In other words, living in a constant state of survival (as unsteady income might cause), severely restricts a person’s capabilities to grow in a healthy way.
Study summary opens with a political objective then summarizes a mass population correlation study, and ends up strongly promoting that correlation as causative and in support of the author's pet political program objective.
I assume that's not you summarizing for people and instead saying that you thought it was too long and didn't read it, following up with a horrid comment?
I would go from feeling rich one month because a freelance client had paid a bill, to not having a cent a month later.
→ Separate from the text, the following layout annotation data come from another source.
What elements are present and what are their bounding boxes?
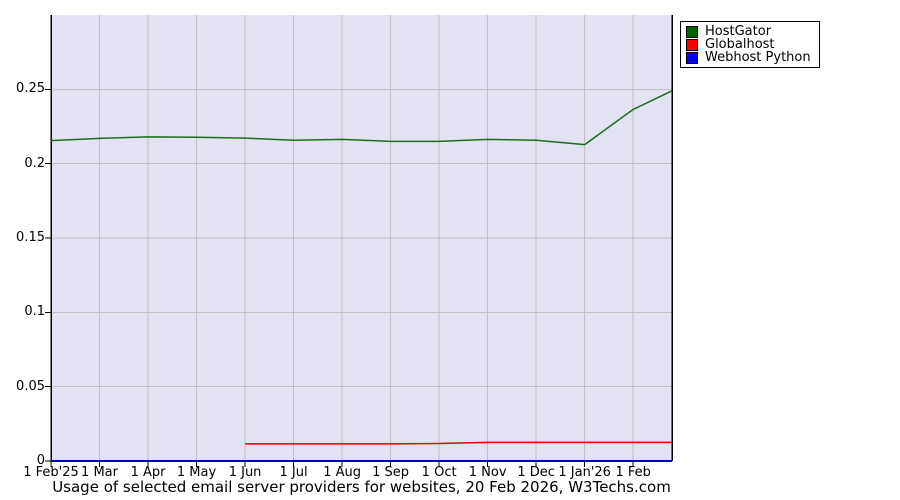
legend-item-webhost-python: Webhost Python [686, 51, 811, 64]
x-tick-label: 1 Jul [279, 465, 308, 480]
x-tick-label: 1 Jan'26 [558, 465, 611, 480]
x-tick-label: 1 Jun [228, 465, 262, 480]
y-tick-label: 0.25 [16, 81, 45, 97]
y-tick-label: 0 [36, 453, 45, 468]
y-tick-label: 0.2 [24, 155, 45, 171]
legend-swatch-icon [686, 51, 698, 64]
legend-label: Globalhost [705, 37, 775, 52]
x-tick-label: 1 May [176, 465, 217, 480]
legend-item-hostgator: HostGator [686, 25, 811, 38]
x-tick-label: 1 Feb [615, 465, 651, 480]
legend-swatch-icon [686, 25, 698, 38]
legend-label: Webhost Python [705, 50, 811, 65]
legend-label: HostGator [705, 24, 772, 39]
x-tick-label: 1 Oct [421, 465, 457, 480]
y-tick-label: 0.1 [24, 304, 45, 320]
series-line-hostgator [50, 90, 673, 146]
x-tick-label: 1 Feb'25 [23, 465, 79, 480]
legend-item-globalhost: Globalhost [686, 38, 811, 51]
x-tick-label: 1 Mar [81, 465, 118, 480]
series-line-globalhost [245, 441, 672, 445]
x-tick-label: 1 Sep [372, 465, 410, 480]
legend-swatch-icon [686, 38, 698, 51]
x-tick-label: 1 Nov [468, 465, 507, 480]
x-tick-label: 1 Dec [517, 465, 555, 480]
x-tick-label: 1 Aug [323, 465, 361, 480]
legend: HostGator Globalhost Webhost Python [680, 21, 820, 68]
y-tick-label: 0.15 [16, 230, 45, 245]
chart-title: Usage of selected email server providers… [52, 478, 671, 496]
y-tick-label: 0.05 [16, 378, 45, 394]
x-tick-label: 1 Apr [130, 465, 166, 480]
There were times when it felt like I was running a pyramid scheme on myself. Needing to use money from a previous job to buy computer hardware to sell to the next client.
In retrospect, I was also too proud to ask for help. I let things get way out of control before my mother ended up taking out a personal loan to bail me out at one point. If I had asked for help earlier it would have been a cheaper problem to solve.
It took years to shed some of the residual behaviours, even after I started earning decent money. Despite having savings and reliable income I would still let bills run until they were overdue.
These days I'm a lot more proactive about personal finances and good money management, but it's hard to tell how much of that is just maturity, and how much is the fact that I no longer have problems with unstable income.